Modernità Mito Cultura,

Le crepe del Panopticon Perché il controllo non riesce a cancellare la libertà umana

Il potere moderno ci controlla dall'interno, ma il Panopticon non è onnipotente. Un viaggio tra Foucault, Chomsky e Simone Weil per scoprire le crepe del contro

 

 

C'è un momento, nella giornata di ciascuno di noi, in cui ci fermiamo prima di dire qualcosa. Non perché qualcuno ci abbia intimato di tacere, non perché una legge lo vieti o una minaccia ci sovrasti. Ci fermiamo e basta, con una specie di riflesso che non abbiamo mai deciso di coltivare ma che è lì, puntuale, come un filtro interposto tra il pensiero e la parola. È un gesto minuscolo, quasi impercettibile — eppure se ci si ferma a guardarlo, se si ha la pazienza e la disposizione a prenderlo sul serio, quel gesto rivela qualcosa di enorme sulla natura del potere nelle società contemporanee. Rivela che il controllo più efficace non è quello che si vede, non è quello che lascia segni sul corpo o che si manifesta come costrizione esplicita. Il controllo più efficace è quello che si è già trasferito dentro di noi, che abita i nostri riflessi, che parla con la nostra voce.
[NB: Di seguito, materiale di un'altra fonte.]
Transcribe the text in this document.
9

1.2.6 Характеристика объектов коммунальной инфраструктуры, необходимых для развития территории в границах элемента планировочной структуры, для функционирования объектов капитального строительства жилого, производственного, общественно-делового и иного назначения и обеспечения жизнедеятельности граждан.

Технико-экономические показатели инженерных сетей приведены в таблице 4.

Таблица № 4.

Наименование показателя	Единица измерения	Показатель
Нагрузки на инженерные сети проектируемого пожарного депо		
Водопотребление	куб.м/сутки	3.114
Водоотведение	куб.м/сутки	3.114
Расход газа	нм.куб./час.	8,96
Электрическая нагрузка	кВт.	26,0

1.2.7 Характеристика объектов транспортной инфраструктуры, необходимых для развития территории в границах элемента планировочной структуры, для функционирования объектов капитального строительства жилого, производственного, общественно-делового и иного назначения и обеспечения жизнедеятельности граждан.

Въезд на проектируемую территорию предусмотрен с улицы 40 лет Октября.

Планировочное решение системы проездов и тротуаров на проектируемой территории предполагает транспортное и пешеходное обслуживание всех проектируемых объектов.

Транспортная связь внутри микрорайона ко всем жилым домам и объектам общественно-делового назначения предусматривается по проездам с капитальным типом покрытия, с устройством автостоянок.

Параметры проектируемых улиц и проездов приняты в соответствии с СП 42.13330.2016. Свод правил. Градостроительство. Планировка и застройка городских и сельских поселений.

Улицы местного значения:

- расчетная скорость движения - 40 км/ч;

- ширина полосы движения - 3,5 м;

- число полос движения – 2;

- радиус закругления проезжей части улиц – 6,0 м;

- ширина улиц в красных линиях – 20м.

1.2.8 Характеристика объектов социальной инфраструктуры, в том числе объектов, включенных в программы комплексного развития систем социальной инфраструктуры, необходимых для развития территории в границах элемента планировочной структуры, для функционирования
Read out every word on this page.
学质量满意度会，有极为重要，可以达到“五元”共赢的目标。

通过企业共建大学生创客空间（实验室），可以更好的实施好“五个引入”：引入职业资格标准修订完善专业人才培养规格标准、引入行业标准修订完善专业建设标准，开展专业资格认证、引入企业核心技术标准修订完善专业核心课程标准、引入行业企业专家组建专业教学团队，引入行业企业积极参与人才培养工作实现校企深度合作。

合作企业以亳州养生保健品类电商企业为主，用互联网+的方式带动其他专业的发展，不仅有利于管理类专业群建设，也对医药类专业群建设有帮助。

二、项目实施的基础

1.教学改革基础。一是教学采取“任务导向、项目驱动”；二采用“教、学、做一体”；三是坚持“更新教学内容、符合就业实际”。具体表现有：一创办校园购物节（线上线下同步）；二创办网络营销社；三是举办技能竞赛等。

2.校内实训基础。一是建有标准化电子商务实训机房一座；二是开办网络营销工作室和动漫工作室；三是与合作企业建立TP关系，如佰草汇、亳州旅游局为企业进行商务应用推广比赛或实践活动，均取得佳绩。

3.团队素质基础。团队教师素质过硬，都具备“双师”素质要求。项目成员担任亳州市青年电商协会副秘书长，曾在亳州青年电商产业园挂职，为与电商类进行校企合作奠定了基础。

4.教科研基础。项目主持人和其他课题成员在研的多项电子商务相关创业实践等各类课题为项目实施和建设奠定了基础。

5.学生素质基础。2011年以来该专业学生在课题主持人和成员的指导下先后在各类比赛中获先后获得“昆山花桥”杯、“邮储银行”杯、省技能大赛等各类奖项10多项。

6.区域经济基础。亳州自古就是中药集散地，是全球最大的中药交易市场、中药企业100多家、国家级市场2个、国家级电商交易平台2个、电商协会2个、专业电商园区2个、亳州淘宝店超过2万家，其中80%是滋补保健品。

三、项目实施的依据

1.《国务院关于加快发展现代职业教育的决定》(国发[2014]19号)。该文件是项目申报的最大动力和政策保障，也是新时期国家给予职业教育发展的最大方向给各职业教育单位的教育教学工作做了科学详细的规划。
Michel Foucault ha dato un nome a questo meccanismo. Lo ha chiamato Panopticon.

 

Il potere che non ha bisogno di guardarti

 

Quando ho letto Sorvegliare e punire per la prima volta, ho avuto la sensazione di quelle letture che lasciano un prima e un dopo — non perché ti dicano qualcosa di completamente nuovo, ma perché danno forma e linguaggio a qualcosa che sentivi già, confusamente, senza riuscire a nominarlo. Foucault parte da un'analisi storica apparentemente circoscritta: la trasformazione dei sistemi punitivi in Occidente tra il Settecento e l'Ottocento. Ma quello che emerge da quella analisi è molto più vasto e molto più inquietante di una storia delle prigioni.

La tesi di fondo è questa: le società moderne non esercitano il potere principalmente attraverso la violenza o la coercizione fisica. Lo esercitano attraverso la normalizzazione — un processo sottile, capillare, continuo, che non punisce l'eccezione ma produce la norma. Non ti incatenano: ti formano. Non ti tolgono la libertà di muoverti: ti insegnano a muoverti in certi modi e non in altri, a desiderare certe cose e non altre, a considerare certi pensieri naturali e certi altri impensabili. Il risultato è una forma di controllo enormemente più efficiente della violenza, perché non richiede sorveglianza costante — richiede solo che il sorvegliato abbia interiorizzato lo sguardo del sorvegliante.

È qui che entra il Panopticon. Jeremy Bentham, filosofo e riformatore sociale del Settecento, aveva progettato una prigione circolare in cui le celle erano tutte visibili da una torre centrale, mentre i detenuti non potevano mai sapere se in quel momento qualcuno li stesse osservando. L'effetto era, nelle parole di Bentham stesso, quello di produrre nell'animo del prigioniero la sensazione di essere visto anche quando non lo è — e dunque di comportarsi come se lo fosse sempre. Il potere non doveva più essere esercitato in modo continuo: bastava che fosse credibile, possibile, sempre potenzialmente presente. La sorveglianza reale poteva allentarsi perché quella immaginata avrebbe fatto il suo lavoro.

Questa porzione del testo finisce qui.